In the absence of unusual circumstances whereby the owner somehow causes the subcontractor to provide goods or services, Canadian courts have held that an unjust enrichment claim against a non-contracting owner will fail. Owners can ensure these unusual circumstances do not arise by refraining from inserting themselves into the relationship between their contractors and subcontractors.

Subcontractors, on the other hand, should ensure they strictly adhere to the requirements of builders' lien legislation in the jurisdiction of the place of work. Subcontractors should not rely on unjust enrichment as an alternative to lien remedies. Failing to assert their statutory lien rights will, in most cases, leave subcontractors with no claim against a non-contracting owner.

Footnotes

1 2002 ABQB 533 [Acklands-Granger].

2 RSA 2000, c B-7

3 2010 ONSC 2107 [Barrie Trim].

4 RSO 1990, c C-30.

5 Barrie Trim at 11.

6 2004 SCC 25.

7 See also MGL Construction Inc. v Boutet, 2015 ONSC 4477 at para 21.

8 2007 ABQB 23.

9 See e.g. Atlas Cabinets & Furniture Ltd. v National Trust Co. [1990] BCJ No 719 (BCCA) [Atlas].

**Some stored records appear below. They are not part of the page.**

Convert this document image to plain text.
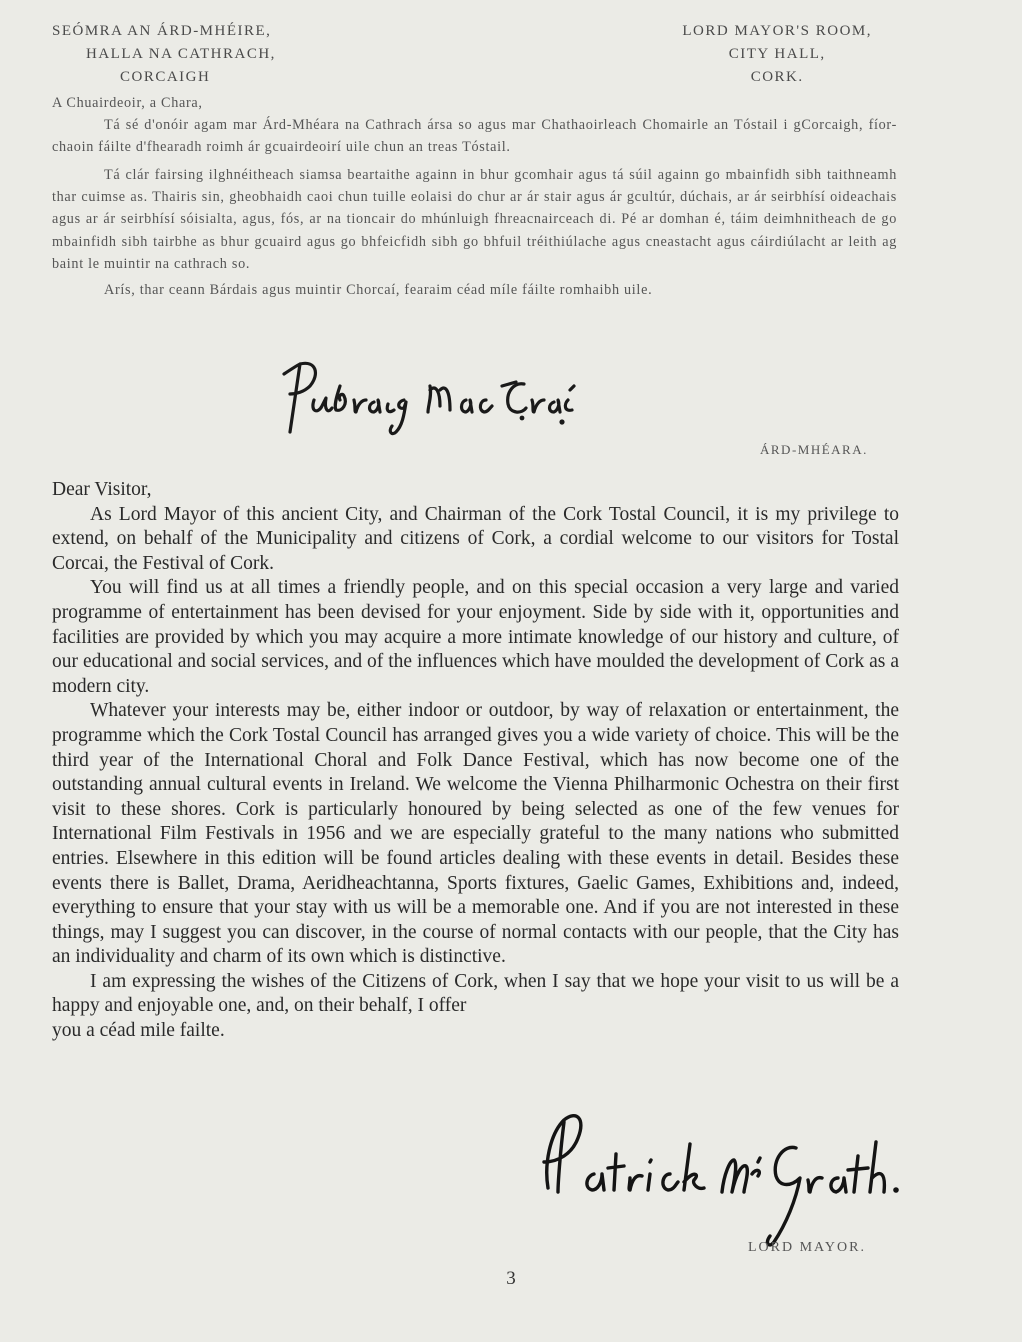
SEÓMRA AN ÁRD-MHÉIRE,
HALLA NA CATHRACH,
CORCAIGH
LORD MAYOR'S ROOM,
CITY HALL,
CORK.

A Chuairdeoir, a Chara,

Tá sé d'onóir agam mar Árd-Mhéara na Cathrach ársa so agus mar Chathaoirleach Chomairle an Tóstail i gCorcaigh, fíor-chaoin fáilte d'fhearadh roimh ár gcuairdeoirí uile chun an treas Tóstail.

Tá clár fairsing ilghnéitheach siamsa beartaithe againn in bhur gcomhair agus tá súil againn go mbainfidh sibh taithneamh thar cuimse as. Thairis sin, gheobhaidh caoi chun tuille eolaisi do chur ar ár stair agus ár gcultúr, dúchais, ar ár seirbhísí oideachais agus ar ár seirbhísí sóisialta, agus, fós, ar na tioncair do mhúnluigh fhreacnairceach di. Pé ar domhan é, táim deimhnitheach de go mbainfidh sibh tairbhe as bhur gcuaird agus go bhfeicfidh sibh go bhfuil tréithiúlache agus cneastacht agus cáirdiúlacht ar leith ag baint le muintir na cathrach so.

Arís, thar ceann Bárdais agus muintir Chorcaí, fearaim céad míle fáilte romhaibh uile.

ÁRD-MHÉARA.

Dear Visitor,

As Lord Mayor of this ancient City, and Chairman of the Cork Tostal Council, it is my privilege to extend, on behalf of the Municipality and citizens of Cork, a cordial welcome to our visitors for Tostal Corcai, the Festival of Cork.

You will find us at all times a friendly people, and on this special occasion a very large and varied programme of entertainment has been devised for your enjoyment. Side by side with it, opportunities and facilities are provided by which you may acquire a more intimate knowledge of our history and culture, of our educational and social services, and of the influences which have moulded the development of Cork as a modern city.

Whatever your interests may be, either indoor or outdoor, by way of relaxation or entertainment, the programme which the Cork Tostal Council has arranged gives you a wide variety of choice. This will be the third year of the International Choral and Folk Dance Festival, which has now become one of the outstanding annual cultural events in Ireland. We welcome the Vienna Philharmonic Ochestra on their first visit to these shores. Cork is particularly honoured by being selected as one of the few venues for International Film Festivals in 1956 and we are especially grateful to the many nations who submitted entries. Elsewhere in this edition will be found articles dealing with these events in detail. Besides these events there is Ballet, Drama, Aeridheachtanna, Sports fixtures, Gaelic Games, Exhibitions and, indeed, everything to ensure that your stay with us will be a memorable one. And if you are not interested in these things, may I suggest you can discover, in the course of normal contacts with our people, that the City has an individuality and charm of its own which is distinctive.

I am expressing the wishes of the Citizens of Cork, when I say that we hope your visit to us will be a happy and enjoyable one, and, on their behalf, I offer

you a céad mile failte.

LORD MAYOR.
3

10 See e.g. Acklands-Granger at 171-172. See also A&D Masonary Ltd. v Elbee Development Corp, [1999] BBCS No. 2467 (BCSC) at para 7.

11 Nicholson v St. Denis (1975), 57 DLR (3d) 699 (Ont CA) at para 8, adopted in Alberta in Agrium Inc. v Chubb Insurance Co. of Canada, 2002 ABQB 495 at paras 31-32.

12 Litemor Distributors at para 34.

13 2015 BCSC 342 [Oasis].

14 Oasis at 16.

The content of this article is intended to provide a general guide to the subject matter. Specialist advice should be sought about your specific circumstances.